1. The win–loss percentage is calculated using the formula: $\frac{Wins+\frac{1}{2}Ties}{Games}$
2. Since the Devils officially finalized their move from Colorado to New Jersey on June 30, 1982, that is the date that their reign as coach and assistant coach began on the Devils.
3. Schoenfeld was suspended for one game during the 1988 Stanley Cup playoffs for verbally abusing referee Don Koharski; general manager Lou Lamoriello filled in as coach for the Devils' 7–1 loss to Boston.
4. Although Ftorek was replaced during the 1999–2000 season, he got his name on the Cup when the Devils won it later that same season.

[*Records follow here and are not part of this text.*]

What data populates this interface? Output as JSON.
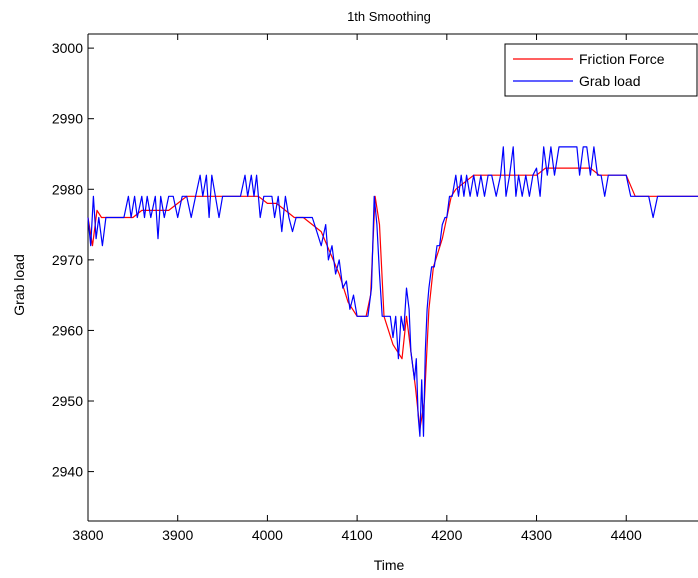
{
  "chart_data": {
    "type": "line",
    "title": "1th Smoothing",
    "xlabel": "Time",
    "ylabel": "Grab load",
    "xlim": [
      3800,
      4480
    ],
    "ylim": [
      2933,
      3002
    ],
    "xticks": [
      3800,
      3900,
      4000,
      4100,
      4200,
      4300,
      4400
    ],
    "yticks": [
      2940,
      2950,
      2960,
      2970,
      2980,
      2990,
      3000
    ],
    "grid": false,
    "legend_position": "top-right",
    "series": [
      {
        "name": "Friction Force",
        "color": "#ff0000",
        "points": [
          [
            3800,
            2976
          ],
          [
            3805,
            2972
          ],
          [
            3810,
            2977
          ],
          [
            3815,
            2976
          ],
          [
            3820,
            2976
          ],
          [
            3830,
            2976
          ],
          [
            3840,
            2976
          ],
          [
            3850,
            2976
          ],
          [
            3860,
            2977
          ],
          [
            3870,
            2977
          ],
          [
            3880,
            2977
          ],
          [
            3890,
            2977
          ],
          [
            3900,
            2978
          ],
          [
            3910,
            2979
          ],
          [
            3920,
            2979
          ],
          [
            3930,
            2979
          ],
          [
            3940,
            2979
          ],
          [
            3950,
            2979
          ],
          [
            3960,
            2979
          ],
          [
            3970,
            2979
          ],
          [
            3980,
            2979
          ],
          [
            3990,
            2979
          ],
          [
            4000,
            2978
          ],
          [
            4010,
            2978
          ],
          [
            4020,
            2977
          ],
          [
            4030,
            2976
          ],
          [
            4040,
            2976
          ],
          [
            4050,
            2975
          ],
          [
            4060,
            2974
          ],
          [
            4070,
            2971
          ],
          [
            4080,
            2968
          ],
          [
            4090,
            2964
          ],
          [
            4100,
            2962
          ],
          [
            4110,
            2962
          ],
          [
            4115,
            2965
          ],
          [
            4120,
            2979
          ],
          [
            4125,
            2975
          ],
          [
            4130,
            2962
          ],
          [
            4140,
            2958
          ],
          [
            4150,
            2956
          ],
          [
            4155,
            2962
          ],
          [
            4160,
            2957
          ],
          [
            4165,
            2952
          ],
          [
            4170,
            2946
          ],
          [
            4175,
            2950
          ],
          [
            4180,
            2963
          ],
          [
            4185,
            2969
          ],
          [
            4190,
            2971
          ],
          [
            4195,
            2973
          ],
          [
            4200,
            2976
          ],
          [
            4205,
            2979
          ],
          [
            4210,
            2980
          ],
          [
            4220,
            2981
          ],
          [
            4230,
            2982
          ],
          [
            4240,
            2982
          ],
          [
            4250,
            2982
          ],
          [
            4260,
            2982
          ],
          [
            4270,
            2982
          ],
          [
            4280,
            2982
          ],
          [
            4290,
            2982
          ],
          [
            4300,
            2982
          ],
          [
            4310,
            2983
          ],
          [
            4320,
            2983
          ],
          [
            4330,
            2983
          ],
          [
            4340,
            2983
          ],
          [
            4350,
            2983
          ],
          [
            4360,
            2983
          ],
          [
            4370,
            2982
          ],
          [
            4380,
            2982
          ],
          [
            4390,
            2982
          ],
          [
            4400,
            2982
          ],
          [
            4410,
            2979
          ],
          [
            4420,
            2979
          ],
          [
            4430,
            2979
          ],
          [
            4440,
            2979
          ],
          [
            4450,
            2979
          ],
          [
            4460,
            2979
          ],
          [
            4470,
            2979
          ],
          [
            4480,
            2979
          ]
        ]
      },
      {
        "name": "Grab load",
        "color": "#0000ff",
        "points": [
          [
            3800,
            2976
          ],
          [
            3803,
            2972
          ],
          [
            3806,
            2979
          ],
          [
            3809,
            2973
          ],
          [
            3812,
            2976
          ],
          [
            3816,
            2972
          ],
          [
            3820,
            2976
          ],
          [
            3825,
            2976
          ],
          [
            3830,
            2976
          ],
          [
            3835,
            2976
          ],
          [
            3840,
            2976
          ],
          [
            3845,
            2979
          ],
          [
            3848,
            2976
          ],
          [
            3852,
            2979
          ],
          [
            3855,
            2976
          ],
          [
            3860,
            2979
          ],
          [
            3863,
            2976
          ],
          [
            3866,
            2979
          ],
          [
            3870,
            2976
          ],
          [
            3875,
            2979
          ],
          [
            3878,
            2973
          ],
          [
            3881,
            2979
          ],
          [
            3885,
            2976
          ],
          [
            3890,
            2979
          ],
          [
            3895,
            2979
          ],
          [
            3900,
            2976
          ],
          [
            3905,
            2979
          ],
          [
            3910,
            2979
          ],
          [
            3915,
            2976
          ],
          [
            3920,
            2979
          ],
          [
            3925,
            2982
          ],
          [
            3928,
            2979
          ],
          [
            3932,
            2982
          ],
          [
            3935,
            2976
          ],
          [
            3938,
            2982
          ],
          [
            3942,
            2979
          ],
          [
            3946,
            2976
          ],
          [
            3950,
            2979
          ],
          [
            3955,
            2979
          ],
          [
            3960,
            2979
          ],
          [
            3965,
            2979
          ],
          [
            3970,
            2979
          ],
          [
            3975,
            2982
          ],
          [
            3978,
            2979
          ],
          [
            3982,
            2982
          ],
          [
            3985,
            2979
          ],
          [
            3988,
            2982
          ],
          [
            3992,
            2976
          ],
          [
            3996,
            2979
          ],
          [
            4000,
            2979
          ],
          [
            4005,
            2979
          ],
          [
            4008,
            2976
          ],
          [
            4012,
            2979
          ],
          [
            4016,
            2974
          ],
          [
            4020,
            2979
          ],
          [
            4024,
            2976
          ],
          [
            4028,
            2974
          ],
          [
            4032,
            2976
          ],
          [
            4036,
            2976
          ],
          [
            4040,
            2976
          ],
          [
            4045,
            2976
          ],
          [
            4050,
            2976
          ],
          [
            4055,
            2974
          ],
          [
            4060,
            2972
          ],
          [
            4065,
            2975
          ],
          [
            4068,
            2970
          ],
          [
            4072,
            2972
          ],
          [
            4076,
            2968
          ],
          [
            4080,
            2970
          ],
          [
            4084,
            2966
          ],
          [
            4088,
            2967
          ],
          [
            4092,
            2963
          ],
          [
            4096,
            2965
          ],
          [
            4100,
            2962
          ],
          [
            4104,
            2962
          ],
          [
            4108,
            2962
          ],
          [
            4112,
            2962
          ],
          [
            4116,
            2966
          ],
          [
            4119,
            2979
          ],
          [
            4122,
            2975
          ],
          [
            4125,
            2968
          ],
          [
            4128,
            2962
          ],
          [
            4131,
            2962
          ],
          [
            4134,
            2962
          ],
          [
            4137,
            2962
          ],
          [
            4140,
            2959
          ],
          [
            4143,
            2962
          ],
          [
            4146,
            2956
          ],
          [
            4149,
            2962
          ],
          [
            4152,
            2960
          ],
          [
            4155,
            2966
          ],
          [
            4158,
            2963
          ],
          [
            4160,
            2957
          ],
          [
            4162,
            2955
          ],
          [
            4164,
            2953
          ],
          [
            4166,
            2956
          ],
          [
            4168,
            2948
          ],
          [
            4170,
            2945
          ],
          [
            4172,
            2953
          ],
          [
            4174,
            2945
          ],
          [
            4176,
            2957
          ],
          [
            4178,
            2963
          ],
          [
            4180,
            2966
          ],
          [
            4183,
            2969
          ],
          [
            4186,
            2969
          ],
          [
            4189,
            2972
          ],
          [
            4192,
            2972
          ],
          [
            4195,
            2975
          ],
          [
            4198,
            2976
          ],
          [
            4200,
            2976
          ],
          [
            4203,
            2979
          ],
          [
            4206,
            2979
          ],
          [
            4210,
            2982
          ],
          [
            4213,
            2979
          ],
          [
            4216,
            2982
          ],
          [
            4219,
            2979
          ],
          [
            4222,
            2982
          ],
          [
            4226,
            2979
          ],
          [
            4230,
            2982
          ],
          [
            4234,
            2979
          ],
          [
            4238,
            2982
          ],
          [
            4242,
            2979
          ],
          [
            4246,
            2982
          ],
          [
            4250,
            2982
          ],
          [
            4255,
            2979
          ],
          [
            4260,
            2982
          ],
          [
            4263,
            2986
          ],
          [
            4266,
            2979
          ],
          [
            4270,
            2982
          ],
          [
            4274,
            2986
          ],
          [
            4277,
            2979
          ],
          [
            4280,
            2982
          ],
          [
            4284,
            2979
          ],
          [
            4288,
            2982
          ],
          [
            4292,
            2979
          ],
          [
            4296,
            2982
          ],
          [
            4300,
            2983
          ],
          [
            4304,
            2979
          ],
          [
            4308,
            2986
          ],
          [
            4312,
            2982
          ],
          [
            4316,
            2986
          ],
          [
            4320,
            2982
          ],
          [
            4325,
            2986
          ],
          [
            4330,
            2986
          ],
          [
            4335,
            2986
          ],
          [
            4340,
            2986
          ],
          [
            4345,
            2986
          ],
          [
            4348,
            2982
          ],
          [
            4352,
            2986
          ],
          [
            4356,
            2986
          ],
          [
            4360,
            2982
          ],
          [
            4364,
            2986
          ],
          [
            4368,
            2982
          ],
          [
            4372,
            2982
          ],
          [
            4376,
            2979
          ],
          [
            4380,
            2982
          ],
          [
            4385,
            2982
          ],
          [
            4390,
            2982
          ],
          [
            4395,
            2982
          ],
          [
            4400,
            2982
          ],
          [
            4405,
            2979
          ],
          [
            4410,
            2979
          ],
          [
            4415,
            2979
          ],
          [
            4420,
            2979
          ],
          [
            4425,
            2979
          ],
          [
            4430,
            2976
          ],
          [
            4435,
            2979
          ],
          [
            4440,
            2979
          ],
          [
            4445,
            2979
          ],
          [
            4450,
            2979
          ],
          [
            4455,
            2979
          ],
          [
            4460,
            2979
          ],
          [
            4465,
            2979
          ],
          [
            4470,
            2979
          ],
          [
            4475,
            2979
          ],
          [
            4480,
            2979
          ]
        ]
      }
    ]
  }
}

5. Robinson was demoted to assistant coach and replaced as head coach in the middle of the 2001–02 season, but the Devils placed his name on the Cup when they won the following season even though he had left before the 2002–03 season even began.
6. Pat Burns resigned after being diagnosed with cancer.
7. Larry Robinson resigned due to stress-related health problems.
8. Claude Julien was fired with just 3 games left in the 2006–07 regular season.
9. Brent Sutter quit after two years of a three-year contract, citing a desire to be closer to home in Alberta, with his family and minor league hockey team, the Red Deer Rebels. Several weeks later, Sutter was announced as the head coach of the Calgary Flames. Despite the fact that Calgary had to request permission to talk to Sutter, the Devils received no compensation.